CONTROL clause
The CONTROL clause establishes a hierarchy of control breaks for the report.
General Format
{ CONTROL IS } { CONTROLS ARE } { data-name-1 } ... FINAL [ data-name-1 ] ... |
Syntax rules
1. CONTROL and CONTROLS are synonyms.
2. Data-name-1 shall not be defined in the report section.
3. Data-name-1 may be qualified.
4. Data-name-1 may be reference modified. If it is, leftmost-position and length shall be integer literals.
5. The entry specified by data-name-1 shall not have a variable-occurrence entry subordinate to it.
6. Data-name-1 shall be unique in any given CONTROL clause. Two or more instances of data-name-1 in the same clause may, however, refer to the same physical data item or to overlapping data items.
General rules
1. The order of appearance of the operands of the CONTROL clause establishes the levels of the control hierarchy. The first data-name-1 is the major control; the next recurrence of data-name-1 is an intermediate control, etc. The last recurrence of data-name-1 is the minor control.
2. Specifying FINAL is equivalent to specifying a data item whose value does not change throughout the processing of the report. Therefore FINAL, if specified, is associated with the highest level in the hierarchy.
3. For each data-name-1 an internal data item, known as a prior control, is implicitly defined, having the same data description as the corresponding data item and a mechanism is established to save each control data item in the corresponding prior control and subsequently to compare these values to sense for control breaks.
4. Execution of the chronologically first GENERATE statement for a given report saves each current control data item in the corresponding prior control. Subsequent executions of any GENERATE statement for that report automatically test the current value of each control data item, in order major to minor, for equality with the corresponding prior control. If a change of value in a control data item is detected, no further control data items are tested for the current GENERATE statement, and control break processing for that level and any lower levels is performed automatically.
5. If a control break has been detected during the execution of a GENERATE statement, the control data items are processed as follows:
a. If any control footing is defined for the report, the current contents of control data items are saved and the corresponding prior controls are stored in the control data items before any control footing is printed. This ensures that any reference to a control data item in a control footing will always yield the value that the control data item had before the control break.
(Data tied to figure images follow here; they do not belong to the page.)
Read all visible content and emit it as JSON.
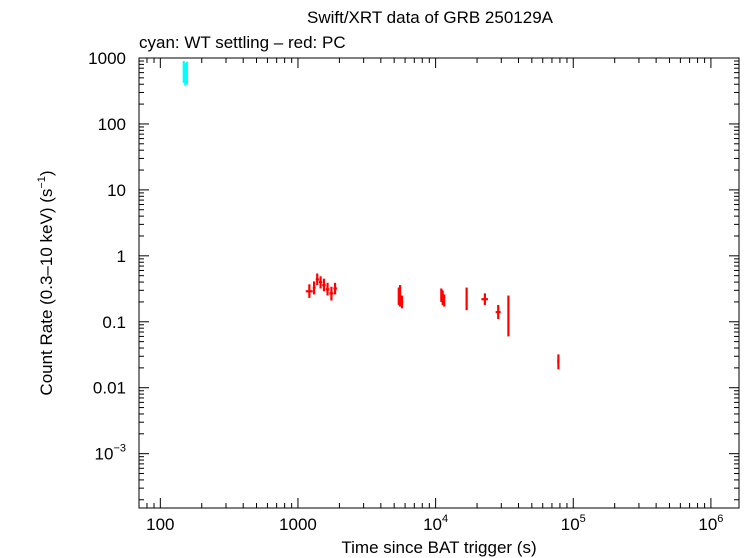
{
  "chart_data": {
    "type": "scatter",
    "title": "Swift/XRT data of GRB 250129A",
    "subtitle": "cyan: WT settling – red: PC",
    "xlabel": "Time since BAT trigger (s)",
    "ylabel_main": "Count Rate (0.3–10 keV) (s",
    "ylabel_sup": "−1",
    "ylabel_end": ")",
    "xscale": "log",
    "yscale": "log",
    "xlim": [
      70,
      1600000
    ],
    "ylim": [
      0.00015,
      1000
    ],
    "x_ticks": [
      {
        "value": 100,
        "base": "100",
        "sup": ""
      },
      {
        "value": 1000,
        "base": "1000",
        "sup": ""
      },
      {
        "value": 10000,
        "base": "10",
        "sup": "4"
      },
      {
        "value": 100000,
        "base": "10",
        "sup": "5"
      },
      {
        "value": 1000000,
        "base": "10",
        "sup": "6"
      }
    ],
    "y_ticks": [
      {
        "value": 1000,
        "base": "1000",
        "sup": ""
      },
      {
        "value": 100,
        "base": "100",
        "sup": ""
      },
      {
        "value": 10,
        "base": "10",
        "sup": ""
      },
      {
        "value": 1,
        "base": "1",
        "sup": ""
      },
      {
        "value": 0.1,
        "base": "0.1",
        "sup": ""
      },
      {
        "value": 0.01,
        "base": "0.01",
        "sup": ""
      },
      {
        "value": 0.001,
        "base": "10",
        "sup": "−3"
      }
    ],
    "series": [
      {
        "name": "WT settling",
        "color": "#00ffff",
        "points": [
          {
            "x": 148,
            "xlo": 146,
            "xhi": 150,
            "y": 640,
            "ylo": 420,
            "yhi": 900
          },
          {
            "x": 152,
            "xlo": 150,
            "xhi": 155,
            "y": 560,
            "ylo": 380,
            "yhi": 830
          },
          {
            "x": 156,
            "xlo": 154,
            "xhi": 158,
            "y": 600,
            "ylo": 400,
            "yhi": 880
          }
        ]
      },
      {
        "name": "PC",
        "color": "#ff0000",
        "points": [
          {
            "x": 1210,
            "xlo": 1140,
            "xhi": 1280,
            "y": 0.29,
            "ylo": 0.23,
            "yhi": 0.37
          },
          {
            "x": 1310,
            "xlo": 1280,
            "xhi": 1345,
            "y": 0.33,
            "ylo": 0.26,
            "yhi": 0.41
          },
          {
            "x": 1380,
            "xlo": 1345,
            "xhi": 1420,
            "y": 0.44,
            "ylo": 0.36,
            "yhi": 0.54
          },
          {
            "x": 1460,
            "xlo": 1420,
            "xhi": 1500,
            "y": 0.4,
            "ylo": 0.32,
            "yhi": 0.49
          },
          {
            "x": 1545,
            "xlo": 1500,
            "xhi": 1590,
            "y": 0.36,
            "ylo": 0.29,
            "yhi": 0.45
          },
          {
            "x": 1640,
            "xlo": 1590,
            "xhi": 1690,
            "y": 0.31,
            "ylo": 0.25,
            "yhi": 0.39
          },
          {
            "x": 1750,
            "xlo": 1690,
            "xhi": 1810,
            "y": 0.27,
            "ylo": 0.21,
            "yhi": 0.34
          },
          {
            "x": 1860,
            "xlo": 1810,
            "xhi": 1920,
            "y": 0.32,
            "ylo": 0.26,
            "yhi": 0.39
          },
          {
            "x": 5400,
            "xlo": 5350,
            "xhi": 5460,
            "y": 0.24,
            "ylo": 0.18,
            "yhi": 0.33
          },
          {
            "x": 5520,
            "xlo": 5460,
            "xhi": 5600,
            "y": 0.22,
            "ylo": 0.17,
            "yhi": 0.36
          },
          {
            "x": 5700,
            "xlo": 5600,
            "xhi": 5820,
            "y": 0.2,
            "ylo": 0.16,
            "yhi": 0.25
          },
          {
            "x": 11000,
            "xlo": 10900,
            "xhi": 11100,
            "y": 0.26,
            "ylo": 0.2,
            "yhi": 0.32
          },
          {
            "x": 11250,
            "xlo": 11150,
            "xhi": 11350,
            "y": 0.22,
            "ylo": 0.18,
            "yhi": 0.3
          },
          {
            "x": 11550,
            "xlo": 11450,
            "xhi": 11650,
            "y": 0.2,
            "ylo": 0.17,
            "yhi": 0.26
          },
          {
            "x": 16800,
            "xlo": 16600,
            "xhi": 17000,
            "y": 0.23,
            "ylo": 0.15,
            "yhi": 0.33
          },
          {
            "x": 22800,
            "xlo": 21500,
            "xhi": 24000,
            "y": 0.22,
            "ylo": 0.18,
            "yhi": 0.27
          },
          {
            "x": 28500,
            "xlo": 27300,
            "xhi": 29700,
            "y": 0.14,
            "ylo": 0.11,
            "yhi": 0.18
          },
          {
            "x": 33800,
            "xlo": 33500,
            "xhi": 34100,
            "y": 0.14,
            "ylo": 0.06,
            "yhi": 0.25
          },
          {
            "x": 78000,
            "xlo": 76500,
            "xhi": 79500,
            "y": 0.025,
            "ylo": 0.019,
            "yhi": 0.032
          }
        ]
      }
    ]
  }
}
b. If a USE BEFORE REPORTING declarative procedure is specified for the control footing, any reference to a control data item in this section will similarly yield the prior value.
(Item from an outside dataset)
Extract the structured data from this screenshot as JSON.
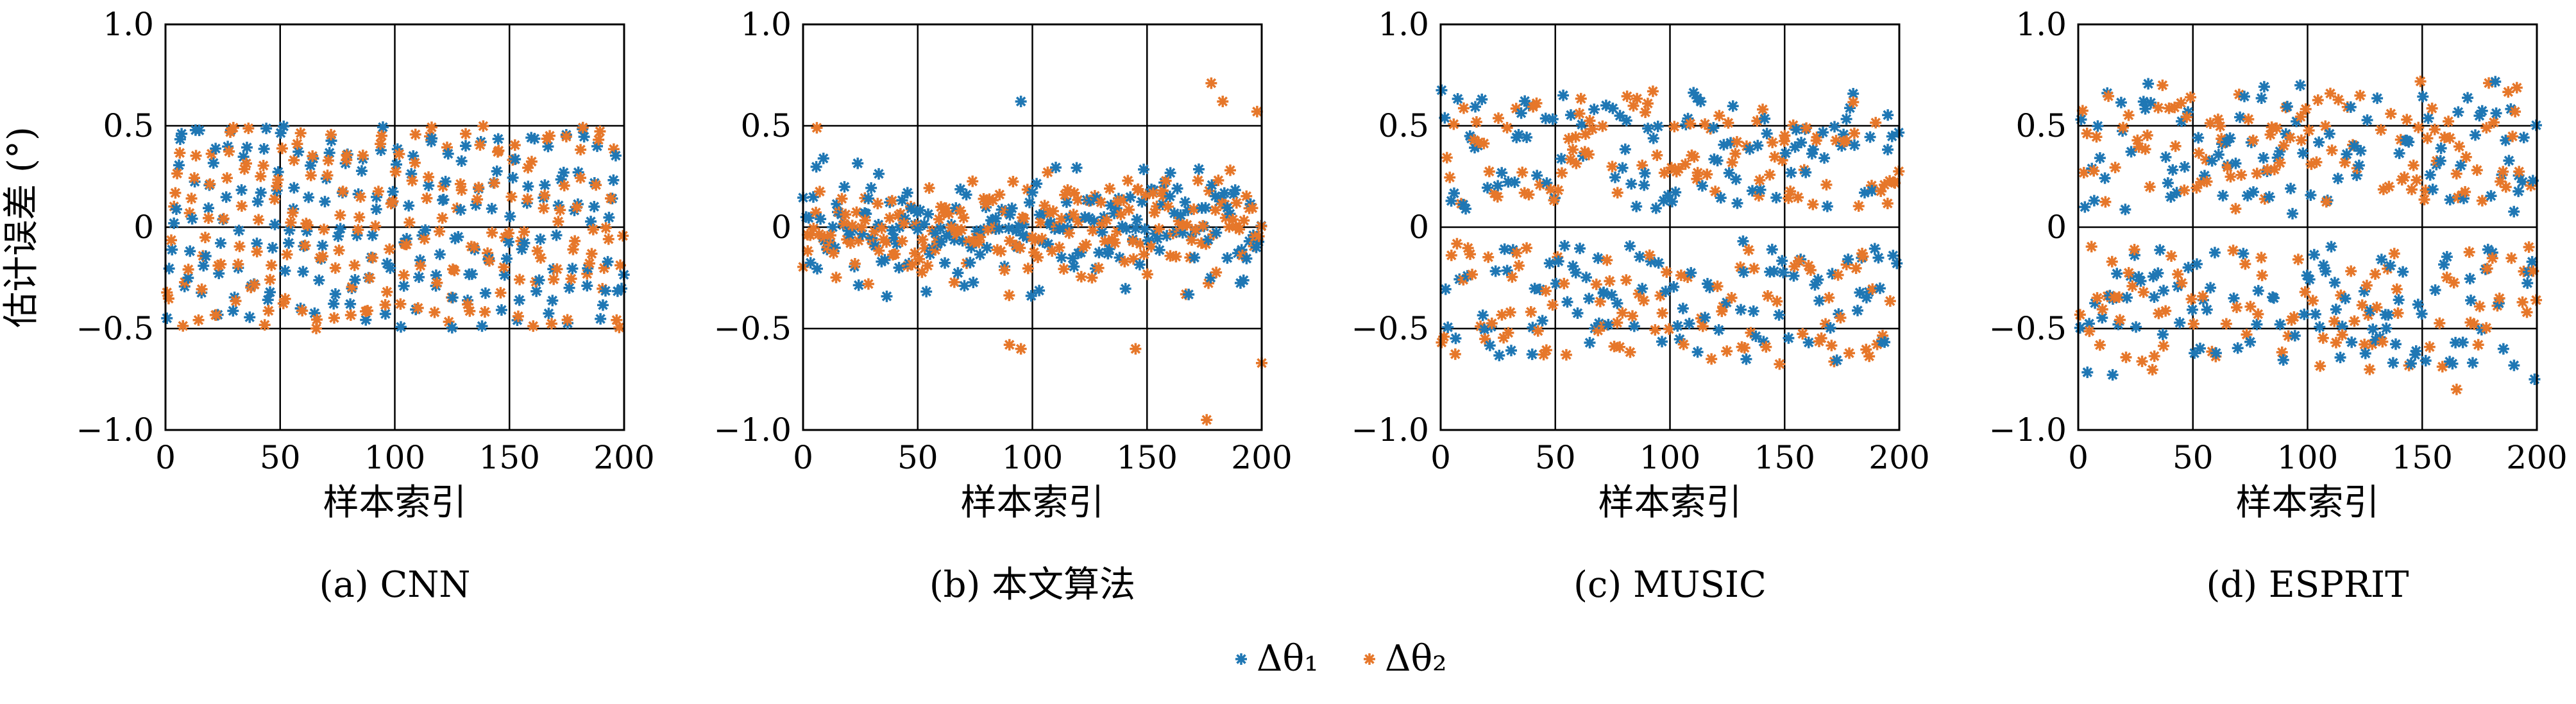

c. If the printing of the control footing causes a page advance and the page heading or page footing refers to a control data item, the value produced is similarly the prior value. When the printing of each control footing has been accomplished, the control data items are restored from the prior controls to their new current values, with these new current values remaining in the prior controls. All subsequent references to the control data items will obtain the new current values.
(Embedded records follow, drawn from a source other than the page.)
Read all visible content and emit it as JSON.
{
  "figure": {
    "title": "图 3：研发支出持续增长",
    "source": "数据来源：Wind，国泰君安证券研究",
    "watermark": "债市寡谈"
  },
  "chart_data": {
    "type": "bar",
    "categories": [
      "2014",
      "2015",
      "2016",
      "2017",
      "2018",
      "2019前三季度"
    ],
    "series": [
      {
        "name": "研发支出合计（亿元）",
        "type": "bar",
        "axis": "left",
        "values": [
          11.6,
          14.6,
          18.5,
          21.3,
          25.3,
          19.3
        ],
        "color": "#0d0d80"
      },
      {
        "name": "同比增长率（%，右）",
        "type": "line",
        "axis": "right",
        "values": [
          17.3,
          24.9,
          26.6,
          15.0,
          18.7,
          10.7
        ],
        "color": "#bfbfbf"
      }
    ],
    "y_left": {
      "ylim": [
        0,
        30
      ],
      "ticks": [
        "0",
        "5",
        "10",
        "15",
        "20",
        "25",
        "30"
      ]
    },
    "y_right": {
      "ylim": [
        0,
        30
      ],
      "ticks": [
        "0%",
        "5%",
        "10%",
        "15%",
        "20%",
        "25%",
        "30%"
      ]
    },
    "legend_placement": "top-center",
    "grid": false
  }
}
d. If no control footing is defined for the report, the new current values of the control data items are stored in the corresponding prior controls.
6. When a TERMINATE statement is executed, if any control footing is defined for the report, the prior controls are stored in the control data items before each control footing is printed, as though a highest-level control break had been detected. The result is the same as that of a control break detected during the execution of a GENERATE statement.
7. Data-name-1 shall not reference a zero-length group item.